The pathophysiologic mechanism behind the natural involution of cardiac rhabdomyomas has not been fully elucidated. It has been hypothesized that these masses stem from the inability of rhabdomyoma cells to divide after birth due to their embryonic myocyte derivation. 4
According to the TSC diagnostic criteria from the Tuberous Sclerosis Complex International Consensus Group, at least 2 major features or 1 major and 2 minor features are required to make a definitive diagnosis of TSC. Cutaneous signs represent more than one-third of major features of TSC; almost all patients with TSC have skin findings. 5
Identification of pathogenic mutations in either TSC 1 (on chromosome 9q34.3, encoding for hamartin) or TSC 2 (on chromosome 16p13.3, encoding for tuberin), resulting in constitutive activation of mammalian target of rapamycin and subsequent increased cell growth, is sufficient for a definitive diagnosis of TSC. However, mutations cannot be identified by conventional genetic testing in as many as one-quarter of patients with TSC; therefore, a negative result does not exclude TSC if the patient meets clinical diagnostic criteria.

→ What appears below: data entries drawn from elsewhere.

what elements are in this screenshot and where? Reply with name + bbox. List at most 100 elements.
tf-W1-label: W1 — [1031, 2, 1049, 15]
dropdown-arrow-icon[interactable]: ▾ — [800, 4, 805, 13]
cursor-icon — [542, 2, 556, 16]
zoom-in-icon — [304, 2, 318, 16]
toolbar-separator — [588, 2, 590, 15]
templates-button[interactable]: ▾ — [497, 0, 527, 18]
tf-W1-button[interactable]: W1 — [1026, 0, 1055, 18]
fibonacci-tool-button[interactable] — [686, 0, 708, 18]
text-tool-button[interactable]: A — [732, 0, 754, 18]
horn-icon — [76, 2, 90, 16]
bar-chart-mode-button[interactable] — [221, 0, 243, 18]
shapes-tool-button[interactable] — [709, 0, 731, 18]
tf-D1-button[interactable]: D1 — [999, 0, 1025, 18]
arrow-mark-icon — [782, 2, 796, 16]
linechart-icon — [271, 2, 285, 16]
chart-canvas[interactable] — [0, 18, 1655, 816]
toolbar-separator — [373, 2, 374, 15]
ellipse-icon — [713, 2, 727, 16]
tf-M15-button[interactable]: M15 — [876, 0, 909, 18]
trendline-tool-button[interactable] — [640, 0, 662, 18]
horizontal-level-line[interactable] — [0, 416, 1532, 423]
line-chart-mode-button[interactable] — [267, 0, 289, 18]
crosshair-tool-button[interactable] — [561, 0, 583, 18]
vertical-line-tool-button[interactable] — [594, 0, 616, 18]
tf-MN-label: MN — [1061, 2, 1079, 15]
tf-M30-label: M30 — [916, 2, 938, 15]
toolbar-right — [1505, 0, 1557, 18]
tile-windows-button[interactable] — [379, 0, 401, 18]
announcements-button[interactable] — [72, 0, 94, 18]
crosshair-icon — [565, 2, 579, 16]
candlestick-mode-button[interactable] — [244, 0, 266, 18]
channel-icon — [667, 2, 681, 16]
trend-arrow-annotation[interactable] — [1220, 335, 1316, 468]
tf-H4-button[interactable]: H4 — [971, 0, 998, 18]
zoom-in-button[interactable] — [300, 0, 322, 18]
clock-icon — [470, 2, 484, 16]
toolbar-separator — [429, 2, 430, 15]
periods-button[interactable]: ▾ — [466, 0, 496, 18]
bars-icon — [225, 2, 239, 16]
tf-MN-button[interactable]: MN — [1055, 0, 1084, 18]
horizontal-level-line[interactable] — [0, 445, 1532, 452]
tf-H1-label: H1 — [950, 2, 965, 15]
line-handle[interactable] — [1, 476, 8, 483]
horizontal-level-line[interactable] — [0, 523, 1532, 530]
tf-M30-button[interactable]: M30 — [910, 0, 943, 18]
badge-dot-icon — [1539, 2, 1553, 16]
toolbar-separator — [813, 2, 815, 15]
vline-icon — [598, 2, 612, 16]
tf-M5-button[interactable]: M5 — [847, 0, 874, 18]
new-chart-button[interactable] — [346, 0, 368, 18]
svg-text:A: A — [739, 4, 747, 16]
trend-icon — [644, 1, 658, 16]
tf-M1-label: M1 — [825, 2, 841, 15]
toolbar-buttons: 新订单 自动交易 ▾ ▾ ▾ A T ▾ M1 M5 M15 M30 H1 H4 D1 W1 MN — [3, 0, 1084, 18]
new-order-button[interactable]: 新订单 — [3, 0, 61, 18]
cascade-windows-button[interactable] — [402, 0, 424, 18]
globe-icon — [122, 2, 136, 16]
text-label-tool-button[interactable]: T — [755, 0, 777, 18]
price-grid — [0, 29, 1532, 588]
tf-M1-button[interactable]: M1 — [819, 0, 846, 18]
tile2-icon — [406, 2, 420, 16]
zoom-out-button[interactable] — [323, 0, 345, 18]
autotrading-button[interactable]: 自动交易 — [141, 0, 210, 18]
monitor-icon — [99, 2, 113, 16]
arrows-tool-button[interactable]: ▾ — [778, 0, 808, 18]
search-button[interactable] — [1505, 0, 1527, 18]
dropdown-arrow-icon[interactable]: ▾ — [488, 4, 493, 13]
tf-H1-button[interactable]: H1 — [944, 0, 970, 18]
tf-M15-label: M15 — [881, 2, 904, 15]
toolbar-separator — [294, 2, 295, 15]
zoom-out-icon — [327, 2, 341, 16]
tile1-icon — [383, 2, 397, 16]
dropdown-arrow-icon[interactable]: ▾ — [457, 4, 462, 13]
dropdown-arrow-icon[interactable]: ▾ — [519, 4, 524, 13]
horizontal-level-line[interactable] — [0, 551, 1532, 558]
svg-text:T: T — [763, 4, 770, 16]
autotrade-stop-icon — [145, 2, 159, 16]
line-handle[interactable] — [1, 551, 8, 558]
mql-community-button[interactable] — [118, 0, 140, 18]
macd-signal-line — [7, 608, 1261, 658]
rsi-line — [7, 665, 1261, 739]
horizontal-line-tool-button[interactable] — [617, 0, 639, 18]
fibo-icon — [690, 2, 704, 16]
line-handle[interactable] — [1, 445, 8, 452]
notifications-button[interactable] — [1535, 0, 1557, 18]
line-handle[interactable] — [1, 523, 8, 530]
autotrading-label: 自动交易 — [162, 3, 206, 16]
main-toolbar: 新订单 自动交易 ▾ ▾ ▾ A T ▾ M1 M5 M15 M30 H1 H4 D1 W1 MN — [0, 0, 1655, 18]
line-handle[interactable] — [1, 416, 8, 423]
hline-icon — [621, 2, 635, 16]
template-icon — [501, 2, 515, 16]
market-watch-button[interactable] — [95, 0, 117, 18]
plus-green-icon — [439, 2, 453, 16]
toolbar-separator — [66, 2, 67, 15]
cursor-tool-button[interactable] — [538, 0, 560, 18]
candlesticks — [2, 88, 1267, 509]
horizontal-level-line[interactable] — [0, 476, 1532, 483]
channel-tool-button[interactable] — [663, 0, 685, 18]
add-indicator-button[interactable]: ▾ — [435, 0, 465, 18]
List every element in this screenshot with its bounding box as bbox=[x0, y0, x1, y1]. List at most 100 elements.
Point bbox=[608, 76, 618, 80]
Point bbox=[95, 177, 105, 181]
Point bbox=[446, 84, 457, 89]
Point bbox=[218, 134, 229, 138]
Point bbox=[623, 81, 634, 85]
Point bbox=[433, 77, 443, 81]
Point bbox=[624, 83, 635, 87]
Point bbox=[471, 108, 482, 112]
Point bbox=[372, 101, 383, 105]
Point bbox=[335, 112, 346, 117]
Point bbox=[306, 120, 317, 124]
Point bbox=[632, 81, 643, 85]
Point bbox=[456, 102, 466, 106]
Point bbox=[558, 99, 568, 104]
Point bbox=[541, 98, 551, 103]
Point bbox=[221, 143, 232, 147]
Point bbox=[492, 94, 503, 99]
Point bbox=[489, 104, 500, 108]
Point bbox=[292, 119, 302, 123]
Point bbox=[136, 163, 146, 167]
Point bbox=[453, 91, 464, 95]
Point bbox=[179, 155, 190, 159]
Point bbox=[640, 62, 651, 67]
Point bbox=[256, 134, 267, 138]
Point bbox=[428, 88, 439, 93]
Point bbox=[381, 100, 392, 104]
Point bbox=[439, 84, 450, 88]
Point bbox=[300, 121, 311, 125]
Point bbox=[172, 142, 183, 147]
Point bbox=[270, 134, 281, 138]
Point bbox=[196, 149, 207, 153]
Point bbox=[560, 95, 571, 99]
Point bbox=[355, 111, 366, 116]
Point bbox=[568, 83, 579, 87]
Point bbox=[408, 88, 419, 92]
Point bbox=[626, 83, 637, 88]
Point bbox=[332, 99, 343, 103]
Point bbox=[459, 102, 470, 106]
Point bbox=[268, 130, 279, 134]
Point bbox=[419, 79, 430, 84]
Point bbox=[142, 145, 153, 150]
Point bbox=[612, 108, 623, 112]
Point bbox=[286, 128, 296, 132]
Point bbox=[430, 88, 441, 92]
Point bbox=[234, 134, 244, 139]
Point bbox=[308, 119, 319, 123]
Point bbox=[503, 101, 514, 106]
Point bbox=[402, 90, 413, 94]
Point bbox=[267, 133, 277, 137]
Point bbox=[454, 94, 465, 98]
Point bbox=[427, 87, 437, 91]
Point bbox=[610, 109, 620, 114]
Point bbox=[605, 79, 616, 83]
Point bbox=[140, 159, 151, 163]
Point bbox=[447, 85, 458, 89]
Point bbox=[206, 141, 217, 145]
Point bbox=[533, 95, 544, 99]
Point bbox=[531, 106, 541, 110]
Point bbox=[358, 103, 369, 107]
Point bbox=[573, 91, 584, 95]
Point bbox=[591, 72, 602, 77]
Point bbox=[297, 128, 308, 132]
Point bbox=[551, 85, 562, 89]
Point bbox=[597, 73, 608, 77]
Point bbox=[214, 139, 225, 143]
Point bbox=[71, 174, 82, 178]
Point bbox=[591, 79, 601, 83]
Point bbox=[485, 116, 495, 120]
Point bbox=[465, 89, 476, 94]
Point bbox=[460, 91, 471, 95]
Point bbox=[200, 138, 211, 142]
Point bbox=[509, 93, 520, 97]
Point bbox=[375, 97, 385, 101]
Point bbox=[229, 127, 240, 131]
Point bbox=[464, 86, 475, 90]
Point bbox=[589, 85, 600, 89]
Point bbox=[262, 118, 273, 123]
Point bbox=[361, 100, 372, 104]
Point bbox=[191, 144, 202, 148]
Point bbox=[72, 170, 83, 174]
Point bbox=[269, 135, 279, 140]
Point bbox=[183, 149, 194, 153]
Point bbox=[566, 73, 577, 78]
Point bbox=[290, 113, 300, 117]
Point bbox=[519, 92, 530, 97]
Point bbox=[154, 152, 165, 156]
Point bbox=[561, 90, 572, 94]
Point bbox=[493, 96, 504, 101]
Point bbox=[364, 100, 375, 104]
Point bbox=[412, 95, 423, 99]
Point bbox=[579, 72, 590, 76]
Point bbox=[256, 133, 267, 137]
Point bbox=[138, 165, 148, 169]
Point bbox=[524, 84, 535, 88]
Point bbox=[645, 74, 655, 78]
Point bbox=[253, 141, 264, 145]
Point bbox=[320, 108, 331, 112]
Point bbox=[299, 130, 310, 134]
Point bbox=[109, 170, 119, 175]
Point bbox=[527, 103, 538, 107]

FIGURE 2 . A and B, Hypopigmented macules on the left thorax and lower back.
FIGURE 3 . Echocardiography showed 2 (of 3 total) 4- to 5-mm intracardiac masses in the left ventricle, along the interventricular septum and posterior wall, consistent with rhabdomyomas.
Although a cardiology workup is indicated prior to initiating propranolol in the presence of possible cardiac rhabdomyomas, most of those lesions are hemodynamically stable and do not require treatment. There also is no contraindication for β-blocker therapy. In fact, propranolol has been reported as a successful treatment in rhabdomyoma-associated arrhythmias in children. 6 Notably, obstructive cardiac rhabdomyomas have been successfully treated with mammalian target of rapamycin inhibitors, such as sirolimus 7 and everolimus. 8
Baseline cardiology screening with echocardiography prior to initiating propranolol for treatment of IH is not routinely indicated in babies with uncomplicated IH. However, in a patient with TSC, cardiology screening is necessary to rule out rhabdomyomas with associated arrhythmias or obstructed blood flow, or both, prior to initiating treatment.
We presented a case of concomitant IH and TSC in a patient with cardiac rhabdomyomas. The manifestation of large IHs in our patient prompted further testing that revealed multiple cardiac rhabdomyomas in the context of TSC. It is imperative for cardiologists, cardiac surgeons, and dermatologists to be familiar with the TSC diagnostic criteria so that they can reach a prompt diagnosis and make appropriate referrals for further evaluation of cardiac, neurologic, and ophthalmologic signs.